DO PATIENT CHARACTERISTICS PREDICT RESPONSE TO INHALED NITRIC OXIDE FOR NEONATAL PERSISTENT PULMONARY HYPERTENSION? 1973

DO PATIENT CHARACTERISTICS PREDICT RESPONSE TO INHALED NITRIC OXIDE FOR NEONATAL PERSISTENT PULMONARY HYPERTENSION? 1973

ADULT RESPIRATORY DISTRESS SYNDROME (ARDS) IN NEONATES: A CLINICAL SYNDROME

Since 1984 we have cared for 11 neonates with severe respiratory distress whose clinical characteristics appear distinctive: 1) full-term by obstetric and Dubowitz criteria (median 39 wks, range 37-42; median BW 2950g, range 2610-4360), 2) diffuse alveolar disease radiographically, 3) requiring FiO2 1.0 and mechanical ventilation to maintain paO2 50, 4) absence of other conditions known to produce a similar clinical profile. No mothers were diabetic or Rh-sensitized. Blood cultures and latex agglutination bacterial antigen studies were negative in all. None had aspirated meconium. Two-dimensional echocardiography and simultaneous pre- and postductal ABGs showed no evidence of cyanotic congenital heart disease or extrapulmonary right-to-left mix. Among the 11, 5 had 5 minute Apgar scores ≤5, 8 had evidence of fetal distress, 5 had initial hematocirts <45, and 7 had hypotension or oliguria requiring pressors and/or volume support. Seven had multiple organ dysfunction. AH 11 survived but required prolonged mechanical ventilation and supplemental oxygen. Trials of hyperventilation (pH ≥7.55, paCO2 ≤25) in 8 and tolazoline in 4 failed to increase paO2 by >20 torr. Among 7 infants who underwent trials of increased PEEP to ≥6 cm H2O (range 6-10) without other concurrent changes in ventilator settings, 6 responded with prompt increases in paO2 >20 torr (median 68, range 22-136), despite resultant mean airway pressure (PAW) being lower than previously unsuccessful PAWs in 4 of 6. We suggest that ARDS is a distinctive clinical entity in neonates. A trial of PEEP ≥6 cm H2O should be considered in full-term infants with severe respiratory distress in whom other causes can be excluded.

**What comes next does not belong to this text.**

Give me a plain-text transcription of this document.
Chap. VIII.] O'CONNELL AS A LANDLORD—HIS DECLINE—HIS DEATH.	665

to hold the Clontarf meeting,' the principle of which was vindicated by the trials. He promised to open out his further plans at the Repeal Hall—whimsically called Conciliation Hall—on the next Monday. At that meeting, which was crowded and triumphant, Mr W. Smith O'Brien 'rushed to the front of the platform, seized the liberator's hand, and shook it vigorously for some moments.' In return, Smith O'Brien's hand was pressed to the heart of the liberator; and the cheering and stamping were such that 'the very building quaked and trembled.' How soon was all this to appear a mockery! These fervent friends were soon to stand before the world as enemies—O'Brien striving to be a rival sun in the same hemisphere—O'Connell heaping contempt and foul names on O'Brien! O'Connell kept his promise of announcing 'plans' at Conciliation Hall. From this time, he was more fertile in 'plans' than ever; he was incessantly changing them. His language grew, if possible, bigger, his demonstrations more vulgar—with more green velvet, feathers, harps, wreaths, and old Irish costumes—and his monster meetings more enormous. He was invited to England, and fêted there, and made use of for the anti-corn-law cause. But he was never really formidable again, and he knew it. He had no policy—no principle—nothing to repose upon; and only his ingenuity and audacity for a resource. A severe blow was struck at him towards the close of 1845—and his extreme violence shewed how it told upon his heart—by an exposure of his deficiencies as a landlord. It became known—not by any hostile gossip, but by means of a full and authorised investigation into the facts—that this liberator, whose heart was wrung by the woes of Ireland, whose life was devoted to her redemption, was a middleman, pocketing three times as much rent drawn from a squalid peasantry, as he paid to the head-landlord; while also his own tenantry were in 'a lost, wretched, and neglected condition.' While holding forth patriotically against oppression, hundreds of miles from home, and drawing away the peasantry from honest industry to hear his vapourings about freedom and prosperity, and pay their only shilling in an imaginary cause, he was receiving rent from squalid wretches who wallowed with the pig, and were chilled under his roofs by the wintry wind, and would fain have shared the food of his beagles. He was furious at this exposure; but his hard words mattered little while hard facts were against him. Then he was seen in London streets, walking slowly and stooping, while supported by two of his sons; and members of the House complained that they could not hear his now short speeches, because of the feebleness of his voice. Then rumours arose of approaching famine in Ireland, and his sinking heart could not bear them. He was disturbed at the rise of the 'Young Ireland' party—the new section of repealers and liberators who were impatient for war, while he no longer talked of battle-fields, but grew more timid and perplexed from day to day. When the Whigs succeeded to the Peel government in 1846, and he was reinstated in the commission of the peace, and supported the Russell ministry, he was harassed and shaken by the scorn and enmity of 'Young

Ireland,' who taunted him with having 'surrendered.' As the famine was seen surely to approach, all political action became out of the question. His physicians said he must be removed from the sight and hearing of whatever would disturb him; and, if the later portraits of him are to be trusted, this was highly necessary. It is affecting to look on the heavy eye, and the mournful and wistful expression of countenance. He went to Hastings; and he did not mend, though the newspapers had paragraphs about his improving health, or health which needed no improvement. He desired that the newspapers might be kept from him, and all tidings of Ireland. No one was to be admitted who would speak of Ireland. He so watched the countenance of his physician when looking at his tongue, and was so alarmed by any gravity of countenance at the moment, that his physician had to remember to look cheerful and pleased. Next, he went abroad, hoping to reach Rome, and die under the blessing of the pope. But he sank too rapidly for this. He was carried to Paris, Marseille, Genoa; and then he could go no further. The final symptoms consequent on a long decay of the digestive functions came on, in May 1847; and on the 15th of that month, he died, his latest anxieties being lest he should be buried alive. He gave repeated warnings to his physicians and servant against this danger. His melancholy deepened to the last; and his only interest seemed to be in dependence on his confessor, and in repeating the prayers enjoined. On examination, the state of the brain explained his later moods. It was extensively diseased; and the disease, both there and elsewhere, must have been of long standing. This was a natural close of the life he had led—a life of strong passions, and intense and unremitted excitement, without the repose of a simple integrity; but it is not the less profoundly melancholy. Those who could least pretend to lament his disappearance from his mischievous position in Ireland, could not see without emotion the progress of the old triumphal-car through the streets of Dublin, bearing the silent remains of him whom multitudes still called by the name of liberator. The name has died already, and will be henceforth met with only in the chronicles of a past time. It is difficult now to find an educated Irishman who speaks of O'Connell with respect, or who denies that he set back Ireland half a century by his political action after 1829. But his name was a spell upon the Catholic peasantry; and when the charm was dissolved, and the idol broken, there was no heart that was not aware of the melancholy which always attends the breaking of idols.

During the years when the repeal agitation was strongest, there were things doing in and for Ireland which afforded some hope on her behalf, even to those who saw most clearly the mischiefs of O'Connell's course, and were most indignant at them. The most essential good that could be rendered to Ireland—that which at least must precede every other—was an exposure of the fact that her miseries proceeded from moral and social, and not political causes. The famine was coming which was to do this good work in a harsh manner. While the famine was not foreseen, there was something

EFFECTS OF HIGH FREQUENCY JET VENTILATION ON PULMONARY AND HEMODYNAMIC PARAMETERS IN A RABBIT MODEL

In order to assess the effects of high frequency jet ventilation (HFJV) on pulmonary and hemodynamic parameters, 10 anesthetized adult rabbits (1.8-2.2 kg) were studied while receiving HFJV and conventional mechanical ventilation (CMV). Each rabbit received two hours of one ventilatory mode, then two hours of the other. HFJV was delivered by a Sechrist 990 HFJ ventilator while CMV was delivered by a Sechrist IV-100 B infant ventilator. Prior to data collection ventilation in both modes was adjusted to maintain the PaCO2 between 35 and 45 Torr. CMV was accomplished using a peak inspiratory pressure of 12 cm H2O and 4 cm H2O end expiratory pressure. Ventilatory rates of 300 (six rabbits) and 600 (four rabbits) breaths per minute were used during HFJV. In both modes FiO2 was 0.5 and flow rate was 10 L/min. Pulmonary gas exchange (A-a DO2), venous saturation (SvO2), mean airway pressure (MAP), heart rate (HR), mean arterial blood pressure (BP), and central venous pressure (CVP) were recorded every 30 minutes (Table). The results suggest no impedance to pulmonary gas exchange, a lower MAP, and improved hemodynamic stability with HFJV compared to CMV in the adult rabbit.